An allosteric ligand that enhances the effect (affinity or efficacy) of an orthosteric agonist.

NAM (Negative Allosteric Modulator)

An allosteric ligand that reduces the effect (affinity or efficacy) of an orthosteric agonist.

Probe dependence

A property of allosteric modulators where they affect different orthosteric ligands differently.

Saturability (allosteric)

Allosteric modulation can reach a ceiling effect because the allosteric site itself can be saturated.

Compartmentalization

Spatial restriction of signaling components within the cell creating microdomains of signaling (local cAMP or Ca²⁺ pools).

Stochastic binding

Random, probabilistic binding/unbinding of ligands to receptors at the single-molecule level.

Subcellular fractionation

A method to separate cellular components (membranes, cytosol, organelles) — key in discovering soluble second messengers.

Robert Lefkowitz & Brian Kobilka (2012)

Scientists awarded the 2012 Nobel Prize for GPCR structure and how receptors activate G-proteins.

Western blot

A technique to separate and detect proteins using gel electrophoresis and antibodies.

ELISA (Enzyme-Linked Immunosorbent Assay)

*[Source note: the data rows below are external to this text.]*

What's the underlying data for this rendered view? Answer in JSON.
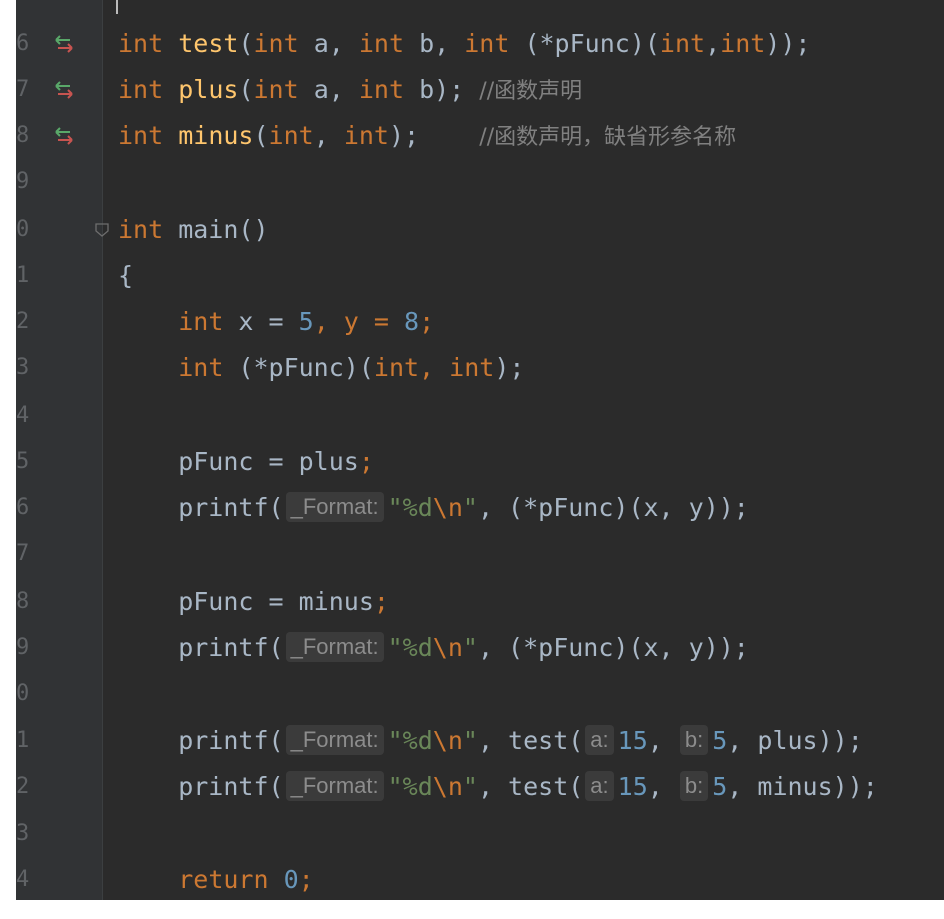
{
  "gutter": {
    "line_numbers": [
      "6",
      "7",
      "8",
      "9",
      "0",
      "1",
      "2",
      "3",
      "4",
      "5",
      "6",
      "7",
      "8",
      "9",
      "0",
      "1",
      "2",
      "3",
      "4"
    ]
  },
  "code": {
    "l6": {
      "t1": "int",
      "t2": " ",
      "t3": "test",
      "t4": "(",
      "t5": "int",
      "t6": " a, ",
      "t7": "int",
      "t8": " b, ",
      "t9": "int",
      "t10": " (*pFunc)(",
      "t11": "int",
      "t12": ",",
      "t13": "int",
      "t14": "));"
    },
    "l7": {
      "t1": "int",
      "t2": " ",
      "t3": "plus",
      "t4": "(",
      "t5": "int",
      "t6": " a, ",
      "t7": "int",
      "t8": " b); ",
      "t9": "//函数声明"
    },
    "l8": {
      "t1": "int",
      "t2": " ",
      "t3": "minus",
      "t4": "(",
      "t5": "int",
      "t6": ", ",
      "t7": "int",
      "t8": ");    ",
      "t9": "//函数声明，缺省形参名称"
    },
    "l10": {
      "t1": "int",
      "t2": " main()"
    },
    "l11": {
      "t1": "{"
    },
    "l12": {
      "t1": "    ",
      "t2": "int",
      "t3": " x = ",
      "t4": "5",
      "t5": ", y = ",
      "t6": "8",
      "t7": ";"
    },
    "l13": {
      "t1": "    ",
      "t2": "int",
      "t3": " (*pFunc)(",
      "t4": "int",
      "t5": ", ",
      "t6": "int",
      "t7": ");"
    },
    "l15": {
      "t1": "    pFunc = plus",
      "t2": ";"
    },
    "l16": {
      "t1": "    printf(",
      "hint": "_Format:",
      "t2": "\"%d",
      "t3": "\\n",
      "t4": "\"",
      "t5": ", (*pFunc)(x, y));"
    },
    "l18": {
      "t1": "    pFunc = minus",
      "t2": ";"
    },
    "l19": {
      "t1": "    printf(",
      "hint": "_Format:",
      "t2": "\"%d",
      "t3": "\\n",
      "t4": "\"",
      "t5": ", (*pFunc)(x, y));"
    },
    "l21": {
      "t1": "    printf(",
      "hint": "_Format:",
      "t2": "\"%d",
      "t3": "\\n",
      "t4": "\"",
      "t5": ", test(",
      "hint_a": "a:",
      "t6": "15",
      "t7": ", ",
      "hint_b": "b:",
      "t8": "5",
      "t9": ", plus));"
    },
    "l22": {
      "t1": "    printf(",
      "hint": "_Format:",
      "t2": "\"%d",
      "t3": "\\n",
      "t4": "\"",
      "t5": ", test(",
      "hint_a": "a:",
      "t6": "15",
      "t7": ", ",
      "hint_b": "b:",
      "t8": "5",
      "t9": ", minus));"
    },
    "l24": {
      "t1": "    ",
      "t2": "return",
      "t3": " ",
      "t4": "0",
      "t5": ";"
    }
  },
  "icons": {
    "gutter_marker": "implementation-arrows-icon",
    "fold_marker": "fold-icon"
  },
  "colors": {
    "keyword": "#cc7832",
    "function": "#ffc66d",
    "number": "#6897bb",
    "string": "#6a8759",
    "comment": "#808080",
    "text": "#a9b7c6",
    "background": "#2b2b2b"
  }
}
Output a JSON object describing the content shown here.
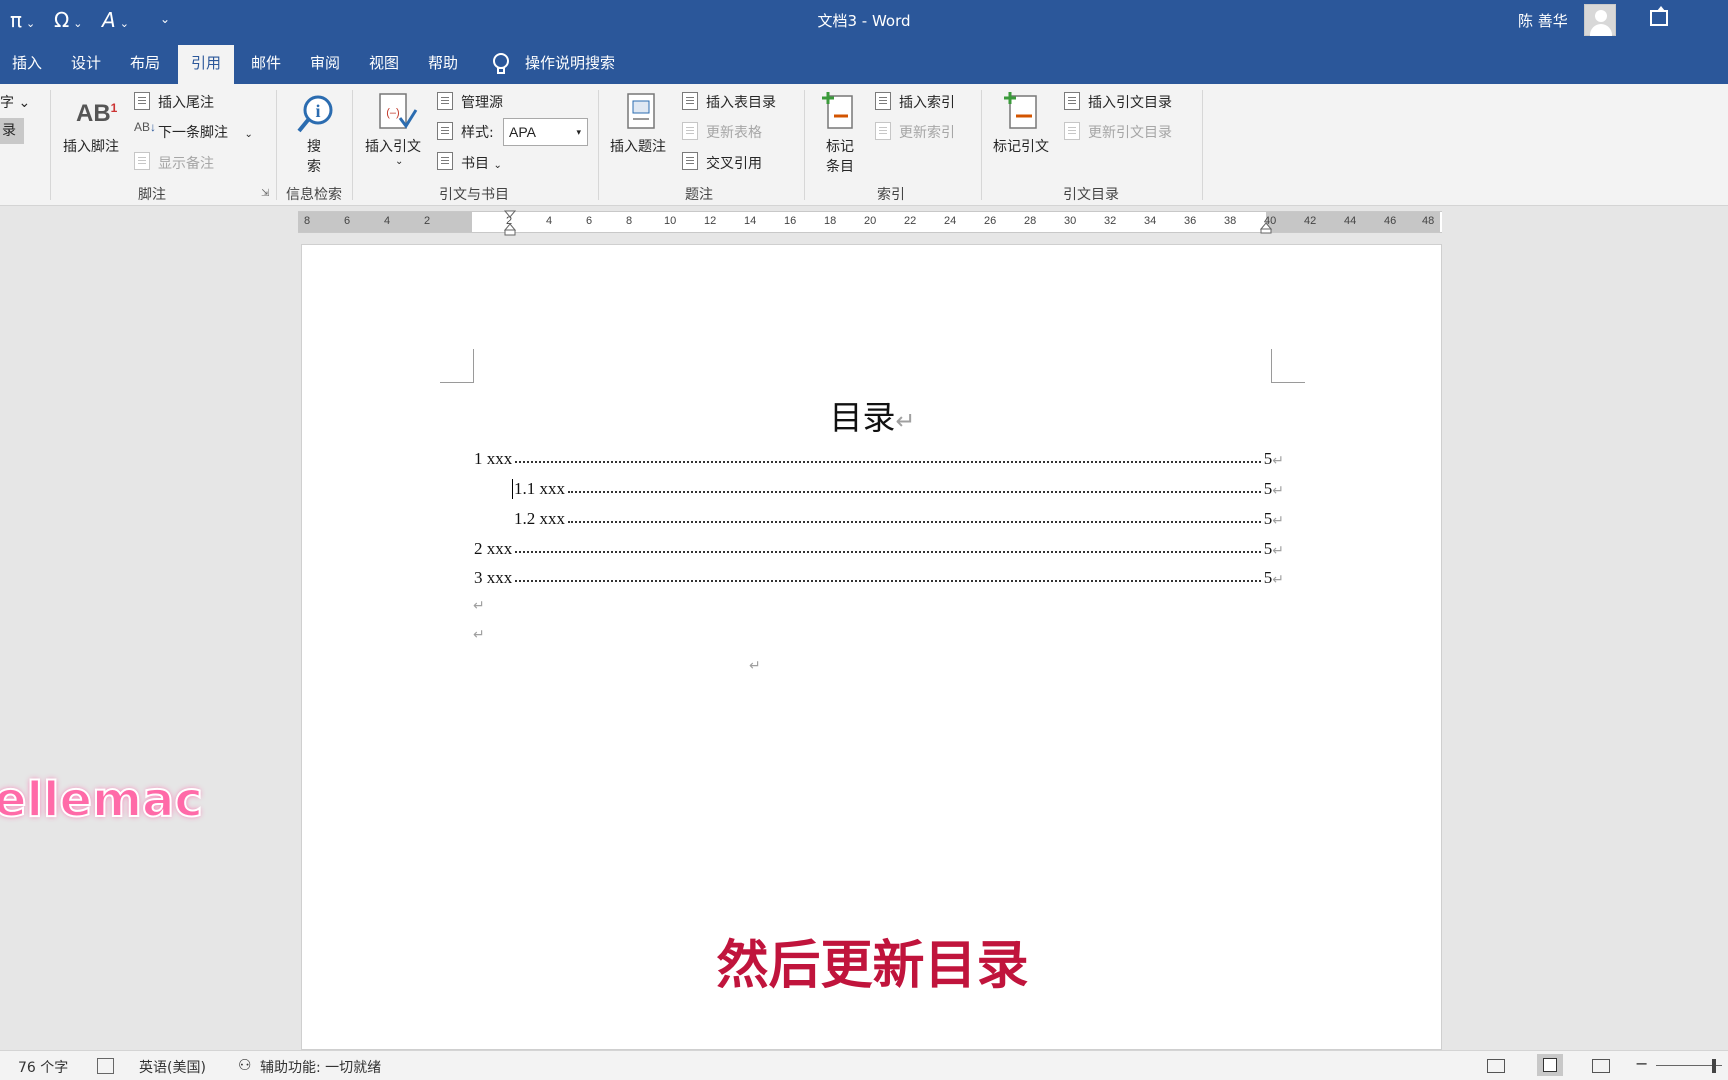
{
  "window": {
    "doc_title": "文档3  -  Word",
    "user_name": "陈 善华",
    "quick_access": [
      "π",
      "Ω",
      "A"
    ]
  },
  "tabs": [
    "插入",
    "设计",
    "布局",
    "引用",
    "邮件",
    "审阅",
    "视图",
    "帮助"
  ],
  "active_tab": "引用",
  "tell_me": "操作说明搜索",
  "ribbon": {
    "partial": {
      "item1": "字",
      "item2": "录"
    },
    "footnotes": {
      "insert_footnote": "插入脚注",
      "insert_endnote": "插入尾注",
      "next_footnote": "下一条脚注",
      "show_notes": "显示备注",
      "group": "脚注"
    },
    "research": {
      "search_line1": "搜",
      "search_line2": "索",
      "group": "信息检索"
    },
    "citations": {
      "insert_citation": "插入引文",
      "manage_sources": "管理源",
      "style_label": "样式:",
      "style_value": "APA",
      "bibliography": "书目",
      "group": "引文与书目"
    },
    "captions": {
      "insert_caption": "插入题注",
      "insert_table_of_figures": "插入表目录",
      "update_table": "更新表格",
      "cross_reference": "交叉引用",
      "group": "题注"
    },
    "index": {
      "mark_entry_line1": "标记",
      "mark_entry_line2": "条目",
      "insert_index": "插入索引",
      "update_index": "更新索引",
      "group": "索引"
    },
    "authorities": {
      "mark_citation": "标记引文",
      "insert_table_of_authorities": "插入引文目录",
      "update_table_of_authorities": "更新引文目录",
      "group": "引文目录"
    }
  },
  "ruler_ticks": [
    "8",
    "6",
    "4",
    "2",
    "2",
    "4",
    "6",
    "8",
    "10",
    "12",
    "14",
    "16",
    "18",
    "20",
    "22",
    "24",
    "26",
    "28",
    "30",
    "32",
    "34",
    "36",
    "38",
    "40",
    "42",
    "44",
    "46",
    "48"
  ],
  "document": {
    "toc_title": "目录",
    "toc_entries": [
      {
        "label": "1 xxx",
        "page": "5"
      },
      {
        "label": "1.1 xxx",
        "page": "5"
      },
      {
        "label": "1.2 xxx",
        "page": "5"
      },
      {
        "label": "2 xxx",
        "page": "5"
      },
      {
        "label": "3 xxx",
        "page": "5"
      }
    ],
    "paragraph_mark": "↵"
  },
  "overlay": {
    "caption": "然后更新目录",
    "watermark": "ellemac"
  },
  "status": {
    "word_count": "76 个字",
    "language": "英语(美国)",
    "accessibility": "辅助功能: 一切就绪"
  },
  "colors": {
    "word_blue": "#2b579a",
    "caption_red": "#c0143c",
    "watermark_pink": "#ff6aa8"
  }
}
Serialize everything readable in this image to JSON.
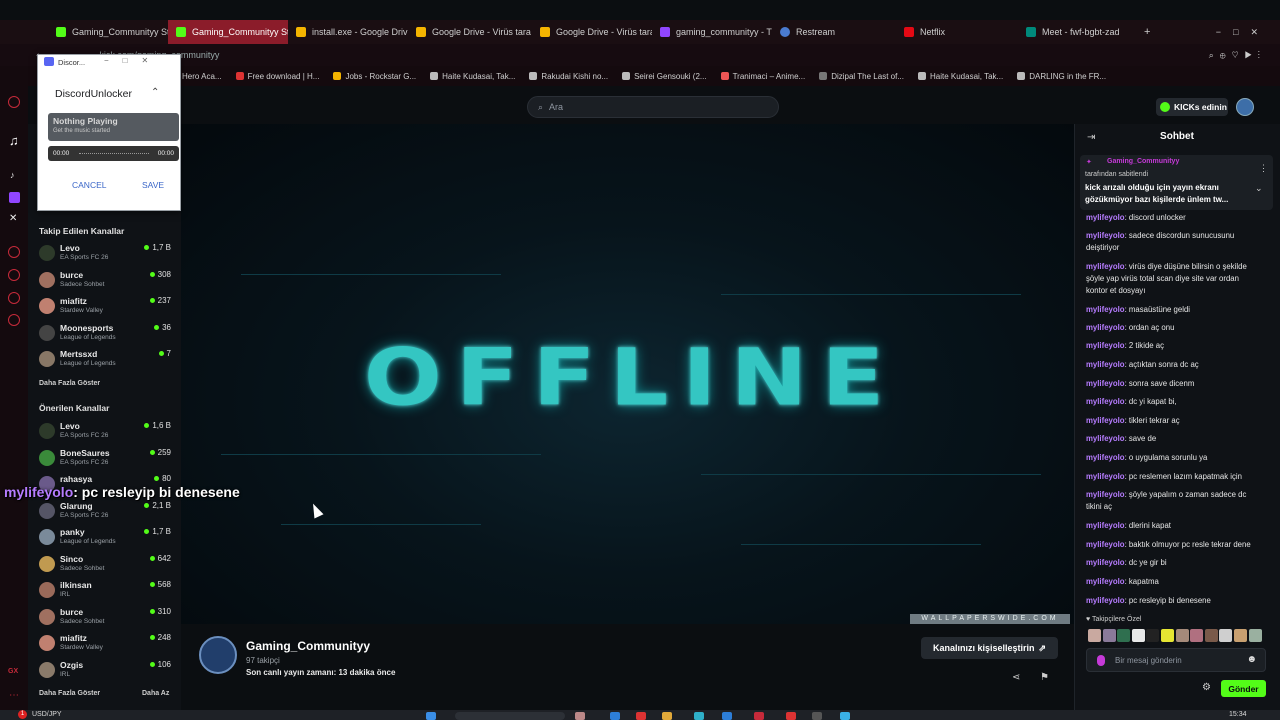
{
  "browser": {
    "tabs": [
      {
        "title": "Gaming_Communityy St",
        "color": "#53fc18",
        "active": false
      },
      {
        "title": "Gaming_Communityy Str",
        "color": "#53fc18",
        "active": true
      },
      {
        "title": "install.exe - Google Driv",
        "color": "#f4b400",
        "active": false
      },
      {
        "title": "Google Drive - Virüs tara",
        "color": "#f4b400",
        "active": false
      },
      {
        "title": "Google Drive - Virüs tara",
        "color": "#f4b400",
        "active": false
      },
      {
        "title": "gaming_communityy - T",
        "color": "#9146ff",
        "active": false
      },
      {
        "title": "Restream",
        "color": "#4a7bd0",
        "active": false
      },
      {
        "title": "Netflix",
        "color": "#e50914",
        "active": false
      },
      {
        "title": "Meet - fwf-bgbt-zad",
        "color": "#00897b",
        "active": false
      }
    ],
    "address": "kick.com/gaming_communityy",
    "bookmarks": [
      {
        "label": "Hero Aca...",
        "color": "#888"
      },
      {
        "label": "Free download | H...",
        "color": "#d33"
      },
      {
        "label": "Jobs - Rockstar G...",
        "color": "#f4b400"
      },
      {
        "label": "Haite Kudasai, Tak...",
        "color": "#bbb"
      },
      {
        "label": "Rakudai Kishi no...",
        "color": "#bbb"
      },
      {
        "label": "Seirei Gensouki (2...",
        "color": "#bbb"
      },
      {
        "label": "Tranimaci – Anime...",
        "color": "#e55"
      },
      {
        "label": "Dizipal The Last of...",
        "color": "#777"
      },
      {
        "label": "Haite Kudasai, Tak...",
        "color": "#bbb"
      },
      {
        "label": "DARLING in the FR...",
        "color": "#bbb"
      }
    ]
  },
  "kick": {
    "search_placeholder": "Ara",
    "kicks_button": "KICKs edinin"
  },
  "sidebar": {
    "followed_title": "Takip Edilen Kanallar",
    "followed": [
      {
        "name": "Levo",
        "game": "EA Sports FC 26",
        "viewers": "1,7 B",
        "color": "#2d3a2a"
      },
      {
        "name": "burce",
        "game": "Sadece Sohbet",
        "viewers": "308",
        "color": "#a07060"
      },
      {
        "name": "miafitz",
        "game": "Stardew Valley",
        "viewers": "237",
        "color": "#c08070"
      },
      {
        "name": "Moonesports",
        "game": "League of Legends",
        "viewers": "36",
        "color": "#444"
      },
      {
        "name": "Mertssxd",
        "game": "League of Legends",
        "viewers": "7",
        "color": "#887766"
      }
    ],
    "followed_more": "Daha Fazla Göster",
    "recommended_title": "Önerilen Kanallar",
    "recommended": [
      {
        "name": "Levo",
        "game": "EA Sports FC 26",
        "viewers": "1,6 B",
        "color": "#2d3a2a"
      },
      {
        "name": "BoneSaures",
        "game": "EA Sports FC 26",
        "viewers": "259",
        "color": "#3a8a3a"
      },
      {
        "name": "rahasya",
        "game": "",
        "viewers": "80",
        "color": "#6a5a8a"
      },
      {
        "name": "Glarung",
        "game": "EA Sports FC 26",
        "viewers": "2,1 B",
        "color": "#556"
      },
      {
        "name": "panky",
        "game": "League of Legends",
        "viewers": "1,7 B",
        "color": "#7a8a9a"
      },
      {
        "name": "Sinco",
        "game": "Sadece Sohbet",
        "viewers": "642",
        "color": "#c09a50"
      },
      {
        "name": "ilkinsan",
        "game": "IRL",
        "viewers": "568",
        "color": "#9a6a5a"
      },
      {
        "name": "burce",
        "game": "Sadece Sohbet",
        "viewers": "310",
        "color": "#a07060"
      },
      {
        "name": "miafitz",
        "game": "Stardew Valley",
        "viewers": "248",
        "color": "#c08070"
      },
      {
        "name": "Ozgis",
        "game": "IRL",
        "viewers": "106",
        "color": "#8a7a6a"
      }
    ],
    "recommended_more": "Daha Fazla Göster",
    "less": "Daha Az"
  },
  "player": {
    "offline_text": "OFFLINE",
    "watermark": "WALLPAPERSWIDE.COM",
    "overlay_user": "mylifeyolo",
    "overlay_text": ": pc resleyip bi denesene"
  },
  "channel": {
    "name": "Gaming_Communityy",
    "followers": "97 takipçi",
    "last_live": "Son canlı yayın zamanı: 13 dakika önce",
    "customize_label": "Kanalınızı kişiselleştirin"
  },
  "chat": {
    "title": "Sohbet",
    "pinned_user": "Gaming_Communityy",
    "pinned_by": "tarafından sabitlendi",
    "pinned_text": "kick arızalı olduğu için yayın ekranı gözükmüyor bazı kişilerde ünlem tw...",
    "messages": [
      {
        "user": "mylifeyolo",
        "text": "discord unlocker"
      },
      {
        "user": "mylifeyolo",
        "text": "sadece discordun sunucusunu deiştiriyor"
      },
      {
        "user": "mylifeyolo",
        "text": "virüs diye düşüne bilirsin o şekilde şöyle yap virüs total scan diye site var ordan kontor et dosyayı"
      },
      {
        "user": "mylifeyolo",
        "text": "masaüstüne geldi"
      },
      {
        "user": "mylifeyolo",
        "text": "ordan aç onu"
      },
      {
        "user": "mylifeyolo",
        "text": "2 tikide aç"
      },
      {
        "user": "mylifeyolo",
        "text": "açtıktan sonra dc aç"
      },
      {
        "user": "mylifeyolo",
        "text": "sonra save dicenm"
      },
      {
        "user": "mylifeyolo",
        "text": "dc yi kapat bi,"
      },
      {
        "user": "mylifeyolo",
        "text": "tikleri tekrar aç"
      },
      {
        "user": "mylifeyolo",
        "text": "save de"
      },
      {
        "user": "mylifeyolo",
        "text": "o uygulama sorunlu ya"
      },
      {
        "user": "mylifeyolo",
        "text": "pc reslemen lazım kapatmak için"
      },
      {
        "user": "mylifeyolo",
        "text": "şöyle yapalım o zaman sadece dc tikini aç"
      },
      {
        "user": "mylifeyolo",
        "text": "dlerini kapat"
      },
      {
        "user": "mylifeyolo",
        "text": "baktık olmuyor pc resle tekrar dene"
      },
      {
        "user": "mylifeyolo",
        "text": "dc ye gir bi"
      },
      {
        "user": "mylifeyolo",
        "text": "kapatma"
      },
      {
        "user": "mylifeyolo",
        "text": "pc resleyip bi denesene"
      }
    ],
    "sub_only": "Takipçilere Özel",
    "input_placeholder": "Bir mesaj gönderin",
    "send_label": "Gönder"
  },
  "popup": {
    "window_title": "Discor...",
    "app_name": "DiscordUnlocker",
    "now_playing_title": "Nothing Playing",
    "now_playing_sub": "Get the music started",
    "time_start": "00:00",
    "time_end": "00:00",
    "cancel_label": "CANCEL",
    "save_label": "SAVE"
  },
  "taskbar": {
    "ticker": "USD/JPY",
    "time": "15:34",
    "notification_count": "1"
  }
}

An assay to detect and quantify antigens or antibodies using enzyme-linked detection.

Immunohistochemistry

Technique to visualize protein localization within tissue sections using labelled antibodies.

PCR (Polymerase Chain Reaction)

Technique to amplify specific DNA sequences; foundation for many molecular assays (Kary Mullis, 1993 Nobel in Chemistry).

Patch clamp

Electrophysiological method to measure ion currents across membranes (Neher & Sakmann, Nobel 1991).

BLAST (Basic Local Alignment Search Tool)

Bioinformatic tool for comparing DNA or protein sequences to database entries to infer identity/function.

Sutherland experiment (fractionation)

Sutherland's approach of separating membrane and cytosolic fractions to identify a transferable mediator (cAMP).

Ceiling effect (allosteric)

The limit to modulation produced by an allosteric ligand due to saturation of the allosteric site.

Physiological antagonism

Opposing physiological effects produced by two agonists acting at different receptors or pathways.

Good signal characteristics

Specificity, small size, rapid synthesis & termination, and compartmentalization, enabling precise cellular information transfer.